Avant de travailler au HCR, M. Guterres a passé plus d’une vingtaine d’années au service de l’État et dans la fonction publique. Il a été Premier Ministre du Portugal de 1995 à 2002, période au cours de laquelle il a joué un rôle de premier plan dans l’action internationale engagée pour mettre fin à la crise du Timor Leste.
Au début de l’année 2000, en sa qualité de Président du Conseil européen, il a dirigé la procédure d’adoption de la Stratégie de Lisbonne pour la croissance et l’emploi et coprésidé le premier sommet Union européenne-Afrique. De 1991 à 2002, il a été membre du Conseil d’État portugais.
En 1976, M. Guterres a été élu au Parlement portugais, où il a siégé pendant 17 ans. Au cours de cette période, il a présidé la Commission parlementaire de l’économie, des finances et de la planification, puis la Commission parlementaire de l’administration territoriale, des municipalités et de l’environnement. Il a également été chef du groupe parlementaire de son parti.
De 1981 à 1983, M. Guterres a été membre de l’Assemblée parlementaire du Conseil de l’Europe, où il a présidé la Commission des migrations, des réfugiés et de la démographie.
Pendant de nombreuses années, M. Guterres a été un membre actif de l’Internationale socialiste, une alliance mondiale de partis politiques sociodémocrates.

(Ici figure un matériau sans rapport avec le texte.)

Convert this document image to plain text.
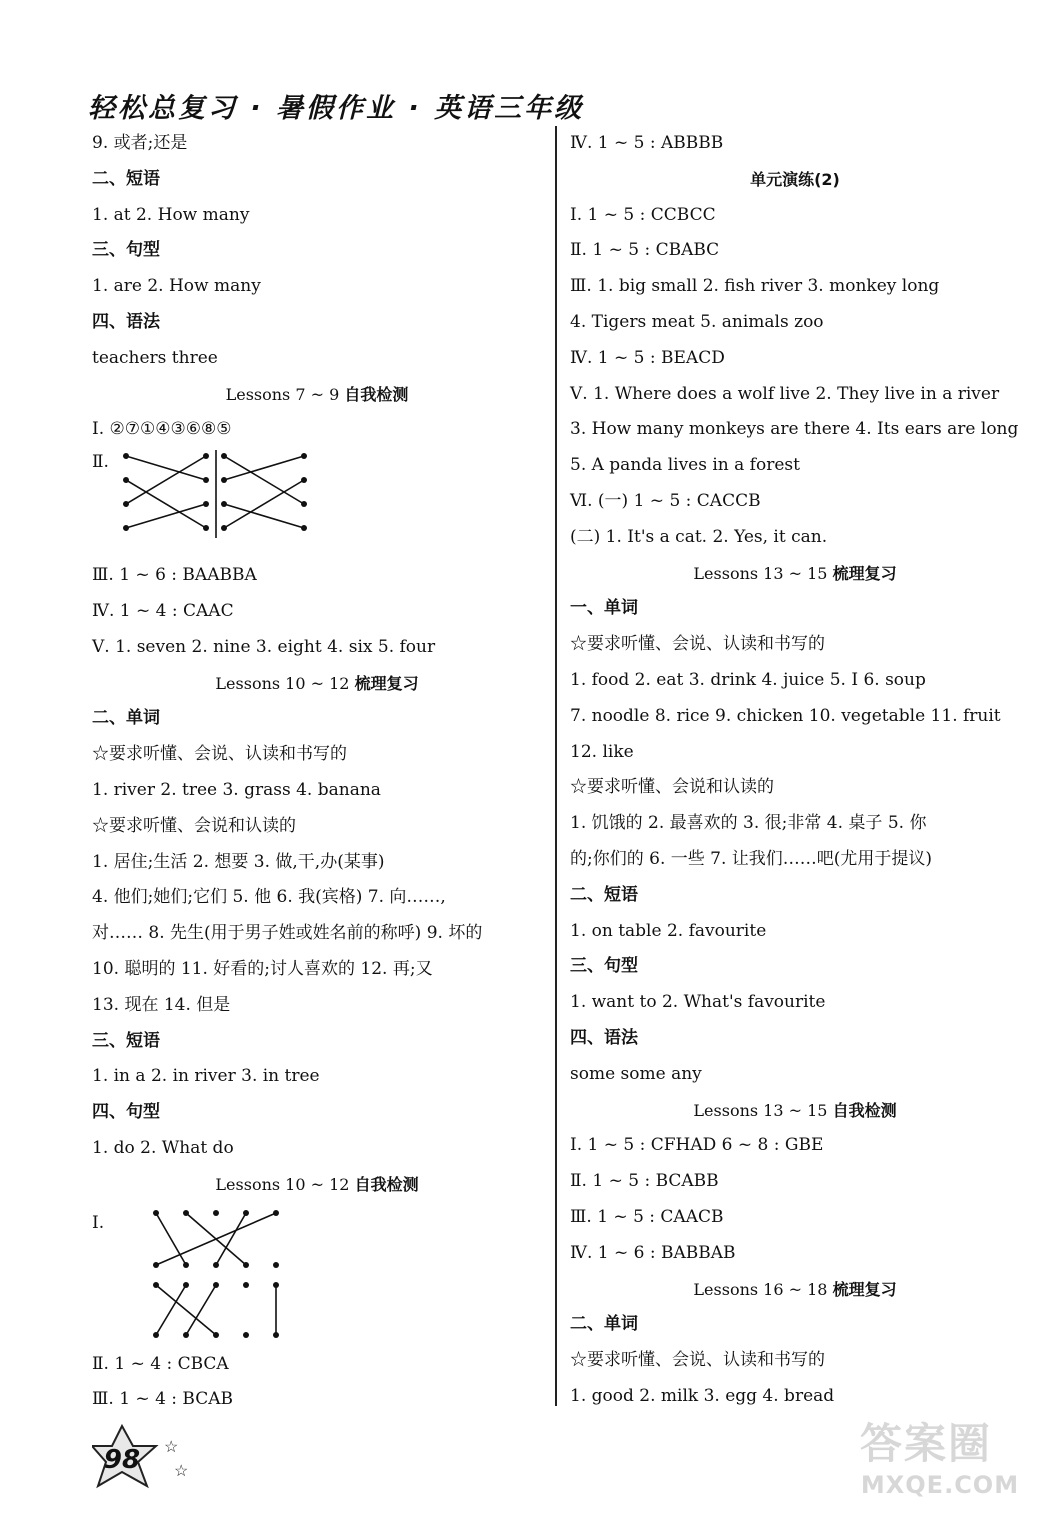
轻松总复习 · 暑假作业 · 英语三年级
9. 或者;还是
二、短语
1. at 2. How many
三、句型
1. are 2. How many
四、语法
teachers three
Lessons 7 ~ 9 自我检测
Ⅰ. ②⑦①④③⑥⑧⑤
Ⅱ.
Ⅲ. 1 ~ 6 : BAABBA
Ⅳ. 1 ~ 4 : CAAC
Ⅴ. 1. seven 2. nine 3. eight 4. six 5. four
Lessons 10 ~ 12 梳理复习
二、单词
☆要求听懂、会说、认读和书写的
1. river 2. tree 3. grass 4. banana
☆要求听懂、会说和认读的
1. 居住;生活 2. 想要 3. 做,干,办(某事)
4. 他们;她们;它们 5. 他 6. 我(宾格) 7. 向……,
对…… 8. 先生(用于男子姓或姓名前的称呼) 9. 坏的
10. 聪明的 11. 好看的;讨人喜欢的 12. 再;又
13. 现在 14. 但是
三、短语
1. in a 2. in river 3. in tree
四、句型
1. do 2. What do
Lessons 10 ~ 12 自我检测
Ⅰ.
Ⅱ. 1 ~ 4 : CBCA
Ⅲ. 1 ~ 4 : BCAB
Ⅳ. 1 ~ 5 : ABBBB
单元演练(2)
Ⅰ. 1 ~ 5 : CCBCC
Ⅱ. 1 ~ 5 : CBABC
Ⅲ. 1. big small 2. fish river 3. monkey long
4. Tigers meat 5. animals zoo
Ⅳ. 1 ~ 5 : BEACD
Ⅴ. 1. Where does a wolf live 2. They live in a river
3. How many monkeys are there 4. Its ears are long
5. A panda lives in a forest
Ⅵ. (一) 1 ~ 5 : CACCB
(二) 1. It's a cat. 2. Yes, it can.
Lessons 13 ~ 15 梳理复习
一、单词
☆要求听懂、会说、认读和书写的
1. food 2. eat 3. drink 4. juice 5. I 6. soup
7. noodle 8. rice 9. chicken 10. vegetable 11. fruit
12. like
☆要求听懂、会说和认读的
1. 饥饿的 2. 最喜欢的 3. 很;非常 4. 桌子 5. 你
的;你们的 6. 一些 7. 让我们……吧(尤用于提议)
二、短语
1. on table 2. favourite
三、句型
1. want to 2. What's favourite
四、语法
some some any
Lessons 13 ~ 15 自我检测
Ⅰ. 1 ~ 5 : CFHAD 6 ~ 8 : GBE
Ⅱ. 1 ~ 5 : BCABB
Ⅲ. 1 ~ 5 : CAACB
Ⅳ. 1 ~ 6 : BABBAB
Lessons 16 ~ 18 梳理复习
二、单词
☆要求听懂、会说、认读和书写的
1. good 2. milk 3. egg 4. bread
98 ☆
☆
答案圈
MXQE.COM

Il en a été le vice-président de 1992 à 1999, période à laquelle il a coprésidé le Comité Afrique et, plus tard, le Comité Développement. De 1999 à mi-2005, il a présidé l’Internationale socialiste. Il a en outre fondé le Conseil portugais pour les réfugiés et l’Association de défense des consommateurs portugais DECO et présidé, au début des années 70, le Centro de Acção Social Universitário, une association mettant en place des projets de développement social dans les quartiers pauvres de Lisbonne.
M. Guterres est membre du Club de Madrid, une alliance démocratique réunissant d’anciens chefs d’État et de gouvernement du monde entier.
M. Guterres est né à Lisbonne en 1949. Il est titulaire d’un diplôme d’ingénieur de l’Instituto Superior Técnico. Il parle couramment le portugais, l’anglais, le français et l’espagnol. Il est marié à Catarina de Almeida Vaz Pinto et a deux enfants, un beau-fils et trois petits-enfants.